Among 11 participants who had viral rebound, either during the first 8 weeks or during extended follow-up, five genotype 1 patients showed a single mutation in the miR-122 binding site, while two people (genotypes 3 and 4) had double mutations.

Six people with extended follow-up still had undetectable HCV RNA at the end of the 28-week follow-up period. All three viral genotypes were represented in this long-term response group.

A single dose of miR-122 was generally safe and well-tolerated, with no serious adverse events of study discontinuations. The most common side effects were fatigue (14 patients) and injection site reactions (five patients). Fatigue, injection site reactions, gastrointestinal symptoms, headache and insomnia were more common among RG-101 recipients compared to placebo recipients. Adverse events were mostly mild and transient and there were no clinically significant changes in blood or kidney laboratory values.

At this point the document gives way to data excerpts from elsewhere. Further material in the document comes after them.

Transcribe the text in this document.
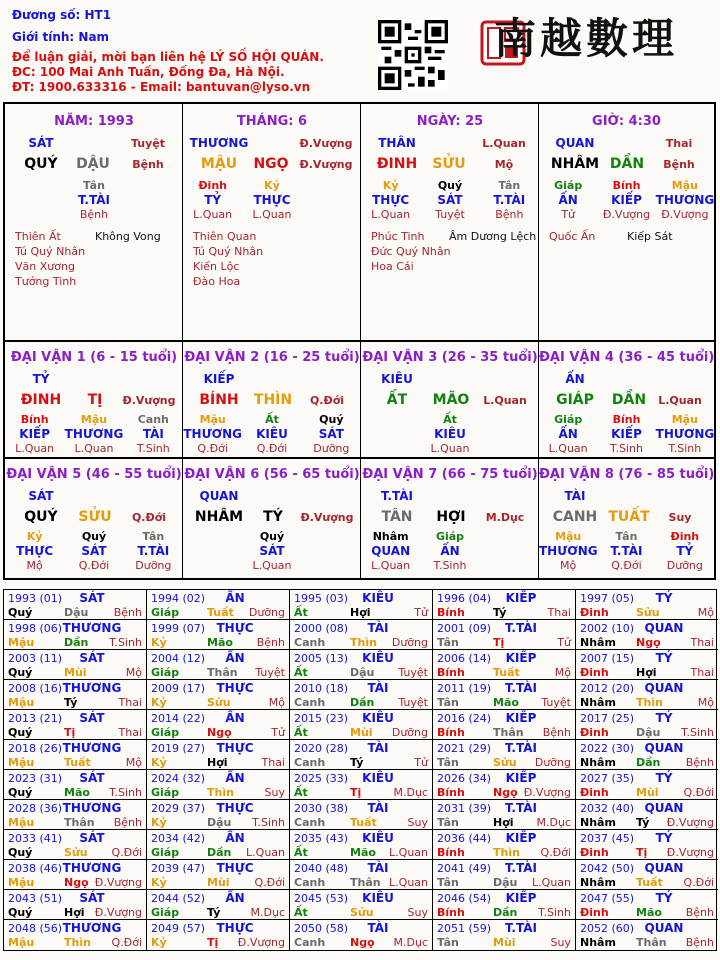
Đương số: HT1
Giới tính: Nam
Để luận giải, mời bạn liên hệ LÝ SỐ HỘI QUÁN.
ĐC: 100 Mai Anh Tuấn, Đống Đa, Hà Nội.
ĐT: 1900.633316 - Email: bantuvan@lyso.vn
南越數理
NĂM: 1993
SÁT	Tuyệt
QUÝ	DẬU	Bệnh
Tân
T.TÀI
Bệnh
Thiên Ất
Tú Quý Nhân
Văn Xương
Tướng Tinh
Không Vong
THÁNG: 6
THƯƠNG	Đ.Vượng
MẬU	NGỌ Đ.Vượng
Đinh
TỶ
L.Quan
Kỷ
THỰC
L.Quan
Thiên Quan
Tú Quý Nhân
Kiến Lộc
Đào Hoa
NGÀY: 25
THÂN	L.Quan
ĐINH	SỬU	Mộ
Kỷ
THỰC
L.Quan
Quý
SÁT
Tuyệt
Tân
T.TÀI
Bệnh
Phúc Tinh
Đức Quý Nhân
Hoa Cái
Âm Dương Lệch
GIỜ: 4:30
QUAN	Thai
NHÂM DẦN	Bệnh
Giáp
ẤN
Tử
Bính
KIẾP
Đ.Vượng
Mậu
THƯƠNG
Đ.Vượng
Quốc Ấn	Kiếp Sát
ĐẠI VẬN 1 (6 - 15 tuổi)
TỶ
ĐINH	TỊ	Đ.Vượng
Bính
KIẾP
L.Quan
Mậu
THƯƠNG
L.Quan
Canh
TÀI
T.Sinh
ĐẠI VẬN 2 (16 - 25 tuổi)
KIẾP
BÍNH	THÌN	Q.Đới
Mậu
THƯƠNG
Q.Đới
Ất
KIÊU
Q.Đới
Quý
SÁT
Dưỡng
ĐẠI VẬN 3 (26 - 35 tuổi)
KIÊU
ẤT	MÃO	L.Quan
Ất
KIÊU
L.Quan
ĐẠI VẬN 4 (36 - 45 tuổi)
ẤN
GIÁP	DẦN	L.Quan
Giáp
ẤN
L.Quan
Bính
KIẾP
T.Sinh
Mậu
THƯƠNG
T.Sinh
ĐẠI VẬN 5 (46 - 55 tuổi)
SÁT
QUÝ	SỬU	Q.Đới
Kỷ
THỰC
Mộ
Quý
SÁT
Q.Đới
Tân
T.TÀI
Dưỡng
ĐẠI VẬN 6 (56 - 65 tuổi)
QUAN
NHÂM	TÝ	Đ.Vượng
Quý
SÁT
L.Quan
ĐẠI VẬN 7 (66 - 75 tuổi)
T.TÀI
TÂN	HỢI	M.Dục
Nhâm
QUAN
L.Quan
Giáp
ẤN
T.Sinh
ĐẠI VẬN 8 (76 - 85 tuổi)
TÀI
CANH TUẤT	Suy
Mậu
THƯƠNG
Mộ
Tân
T.TÀI
Q.Đới
Đinh
TỶ
Dưỡng
1993 (01)	SÁT
Quý	Dậu Bệnh
1994 (02)	ẤN
Giáp	Tuất Dưỡng
1995 (03)	KIÊU
Ất	Hợi	Tử
1996 (04)	KIẾP
Bính	Tý	Thai
1997 (05)	TỶ
Đinh Sửu	Mộ
1998 (06) THƯƠNG
Mậu	Dần T.Sinh
1999 (07) THỰC
Kỷ	Mão Bệnh
2000 (08)	TÀI
Canh Thìn Dưỡng
2001 (09)	T.TÀI
Tân	Tị	Tử
2002 (10) QUAN
Nhâm Ngọ	Thai
2003 (11)	SÁT
Quý	Mùi	Mộ
2004 (12)	ẤN
Giáp	Thân Tuyệt
2005 (13)	KIÊU
Ất	Dậu Tuyệt
2006 (14)	KIẾP
Bính	Tuất	Mộ
2007 (15)	TỶ
Đinh Hợi	Thai
2008 (16) THƯƠNG
Mậu	Tý	Thai
2009 (17) THỰC
Kỷ	Sửu	Mộ
2010 (18)	TÀI
Canh Dần Tuyệt
2011 (19)	T.TÀI
Tân	Mão Tuyệt
2012 (20) QUAN
Nhâm Thìn	Mộ
2013 (21)	SÁT
Quý	Tị	Thai
2014 (22)	ẤN
Giáp	Ngọ	Tử
2015 (23)	KIÊU
Ất	Mùi Dưỡng
2016 (24)	KIẾP
Bính	Thân Bệnh
2017 (25)	TỶ
Đinh Dậu T.Sinh
2018 (26) THƯƠNG
Mậu	Tuất	Mộ
2019 (27) THỰC
Kỷ	Hợi	Thai
2020 (28)	TÀI
Canh Tý	Tử
2021 (29)	T.TÀI
Tân	Sửu Dưỡng
2022 (30) QUAN
Nhâm Dần Bệnh
2023 (31)	SÁT
Quý	Mão T.Sinh
2024 (32)	ẤN
Giáp	Thìn	Suy
2025 (33)	KIÊU
Ất	Tị	M.Dục
2026 (34)	KIẾP
Bính	Ngọ Đ.Vượng
2027 (35)	TỶ
Đinh Mùi Q.Đới
2028 (36) THƯƠNG
Mậu	Thân Bệnh
2029 (37) THỰC
Kỷ	Dậu T.Sinh
2030 (38)	TÀI
Canh Tuất	Suy
2031 (39)	T.TÀI
Tân	Hợi M.Dục
2032 (40) QUAN
Nhâm Tý Đ.Vượng
2033 (41)	SÁT
Quý	Sửu Q.Đới
2034 (42)	ẤN
Giáp	Dần L.Quan
2035 (43)	KIÊU
Ất	Mão L.Quan
2036 (44)	KIẾP
Bính	Thìn Q.Đới
2037 (45)	TỶ
Đinh Tị Đ.Vượng
2038 (46) THƯƠNG
Mậu	Ngọ Đ.Vượng
2039 (47) THỰC
Kỷ	Mùi Q.Đới
2040 (48)	TÀI
Canh Thân L.Quan
2041 (49)	T.TÀI
Tân	Dậu L.Quan
2042 (50) QUAN
Nhâm Tuất Q.Đới
2043 (51)	SÁT
Quý	Hợi Đ.Vượng
2044 (52)	ẤN
Giáp	Tý	M.Dục
2045 (53)	KIÊU
Ất	Sửu	Suy
2046 (54)	KIẾP
Bính	Dần T.Sinh
2047 (55)	TỶ
Đinh Mão Bệnh
2048 (56) THƯƠNG
Mậu	Thìn Q.Đới
2049 (57) THỰC
Kỷ	Tị Đ.Vượng
2050 (58)	TÀI
Canh Ngọ M.Dục
2051 (59)	T.TÀI
Tân	Mùi	Suy
2052 (60) QUAN
Nhâm Thân Bệnh
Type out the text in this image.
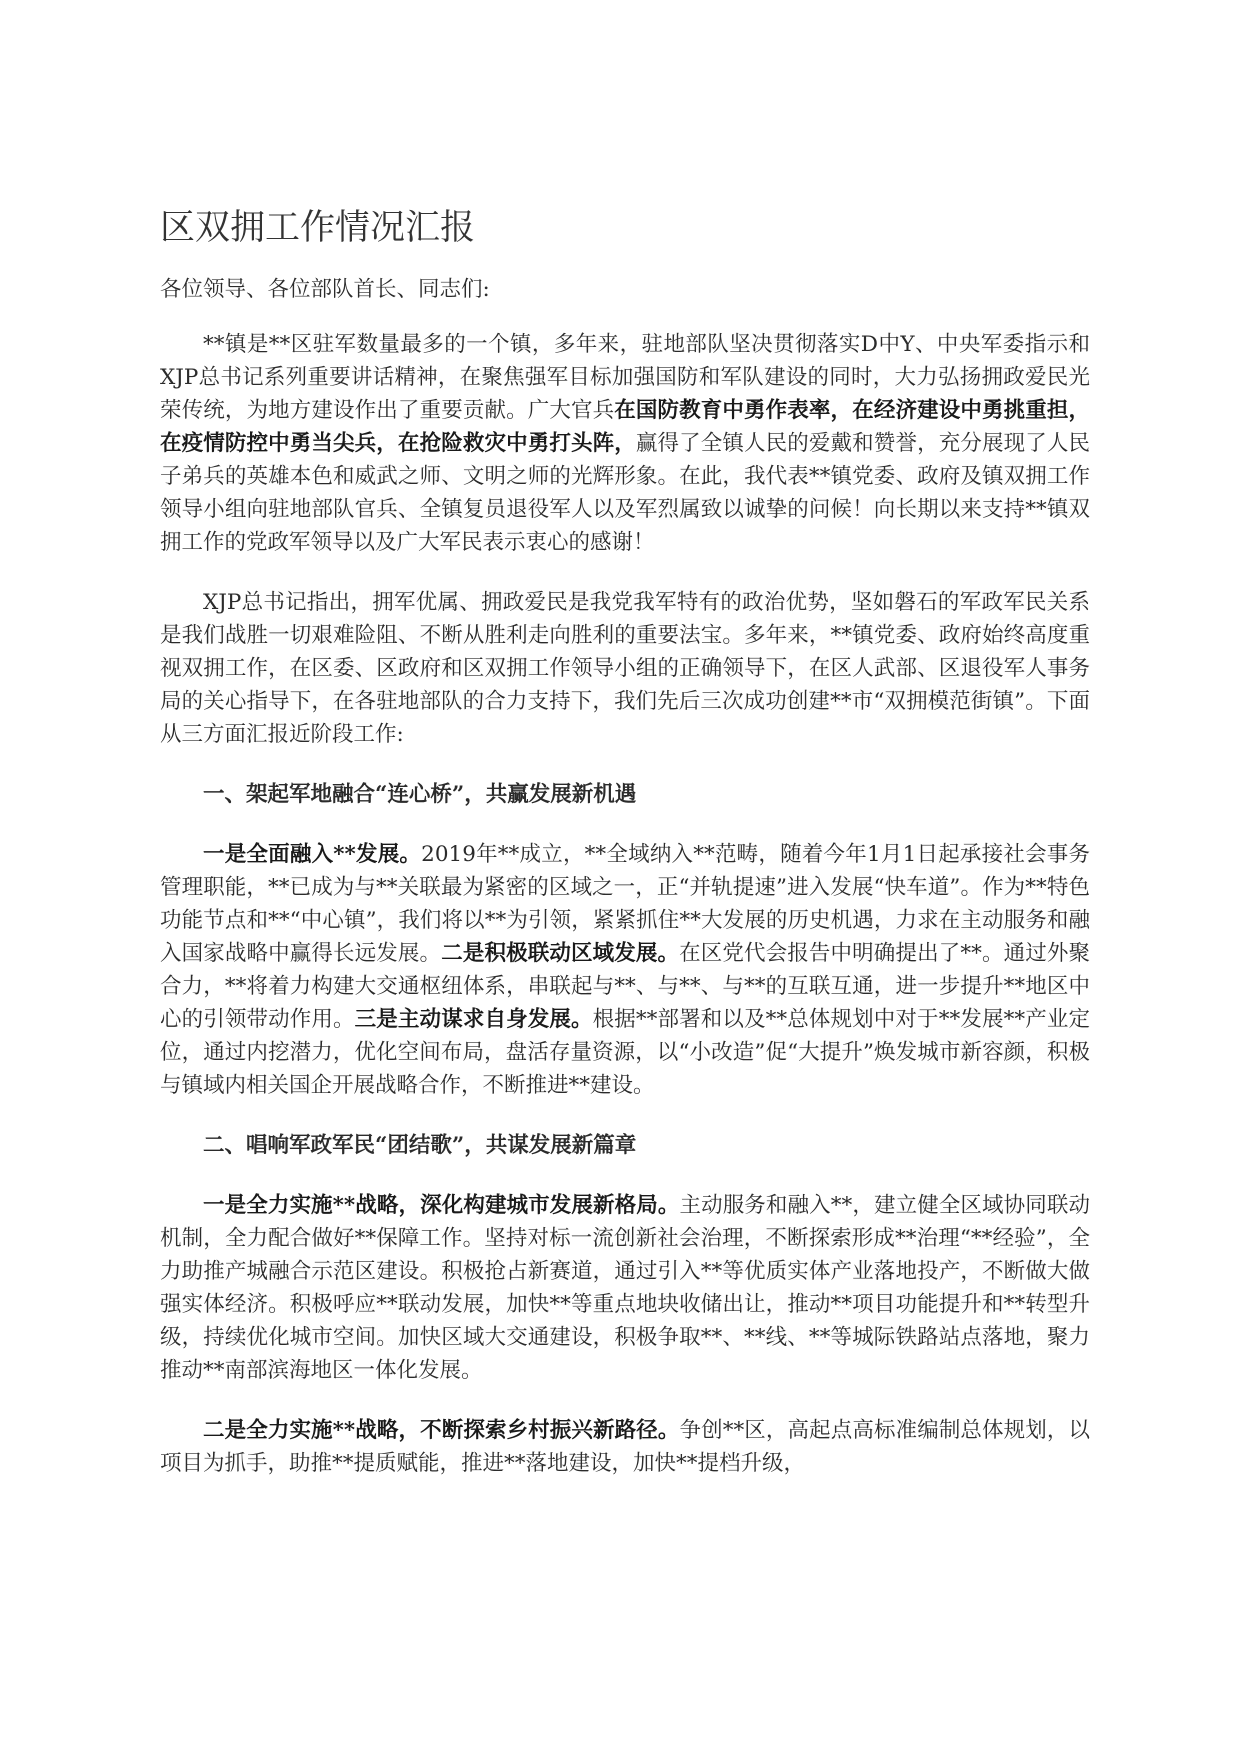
区双拥工作情况汇报

各位领导、各位部队首长、同志们:

**镇是**区驻军数量最多的一个镇，多年来，驻地部队坚决贯彻落实D中Y、中央军委指示和XJP总书记系列重要讲话精神，在聚焦强军目标加强国防和军队建设的同时，大力弘扬拥政爱民光荣传统，为地方建设作出了重要贡献。广大官兵在国防教育中勇作表率，在经济建设中勇挑重担，在疫情防控中勇当尖兵，在抢险救灾中勇打头阵，赢得了全镇人民的爱戴和赞誉，充分展现了人民子弟兵的英雄本色和威武之师、文明之师的光辉形象。在此，我代表**镇党委、政府及镇双拥工作领导小组向驻地部队官兵、全镇复员退役军人以及军烈属致以诚挚的问候！向长期以来支持**镇双拥工作的党政军领导以及广大军民表示衷心的感谢！

XJP总书记指出，拥军优属、拥政爱民是我党我军特有的政治优势，坚如磐石的军政军民关系是我们战胜一切艰难险阻、不断从胜利走向胜利的重要法宝。多年来，**镇党委、政府始终高度重视双拥工作，在区委、区政府和区双拥工作领导小组的正确领导下，在区人武部、区退役军人事务局的关心指导下，在各驻地部队的合力支持下，我们先后三次成功创建**市“双拥模范街镇”。下面从三方面汇报近阶段工作:

一、架起军地融合“连心桥”，共赢发展新机遇

一是全面融入**发展。2019年**成立，**全域纳入**范畴，随着今年1月1日起承接社会事务管理职能，**已成为与**关联最为紧密的区域之一，正“并轨提速”进入发展“快车道”。作为**特色功能节点和**“中心镇”，我们将以**为引领，紧紧抓住**大发展的历史机遇，力求在主动服务和融入国家战略中赢得长远发展。二是积极联动区域发展。在区党代会报告中明确提出了**。通过外聚合力，**将着力构建大交通枢纽体系，串联起与**、与**、与**的互联互通，进一步提升**地区中心的引领带动作用。三是主动谋求自身发展。根据**部署和以及**总体规划中对于**发展**产业定位，通过内挖潜力，优化空间布局，盘活存量资源，以“小改造”促“大提升”焕发城市新容颜，积极与镇域内相关国企开展战略合作，不断推进**建设。

二、唱响军政军民“团结歌”，共谋发展新篇章

一是全力实施**战略，深化构建城市发展新格局。主动服务和融入**，建立健全区域协同联动机制，全力配合做好**保障工作。坚持对标一流创新社会治理，不断探索形成**治理“**经验”，全力助推产城融合示范区建设。积极抢占新赛道，通过引入**等优质实体产业落地投产，不断做大做强实体经济。积极呼应**联动发展，加快**等重点地块收储出让，推动**项目功能提升和**转型升级，持续优化城市空间。加快区域大交通建设，积极争取**、**线、**等城际铁路站点落地，聚力推动**南部滨海地区一体化发展。

二是全力实施**战略，不断探索乡村振兴新路径。争创**区，高起点高标准编制总体规划，以项目为抓手，助推**提质赋能，推进**落地建设，加快**提档升级，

Treated participants experienced increased alkaline phosphatase and decreased cholesterol levels, which are known effects of miR-122 inhibition. Mean ALT and AST liver enzyme levels decreased to within the normal range. Treated patients experienced a decline in circulating IP-10 levels, but other cytokines and chemokines did not differ between RG-101 and placebo recipients.

Van der Ree said that further studies of RG-101 are ongoing, including a phase 2 study combining two doses with direct-acting antivirals.

An earlier miR-122 inhibitor known as miravirsen – the first miRNA antagonist to be tested in human clinical trials – previously showed less impressive results in a phase 2 study. Van der Ree explained at the International Liver Congress that attaching the GalNAc carbohydrate promotes uptake of the inhibitor in the liver and increases its potency.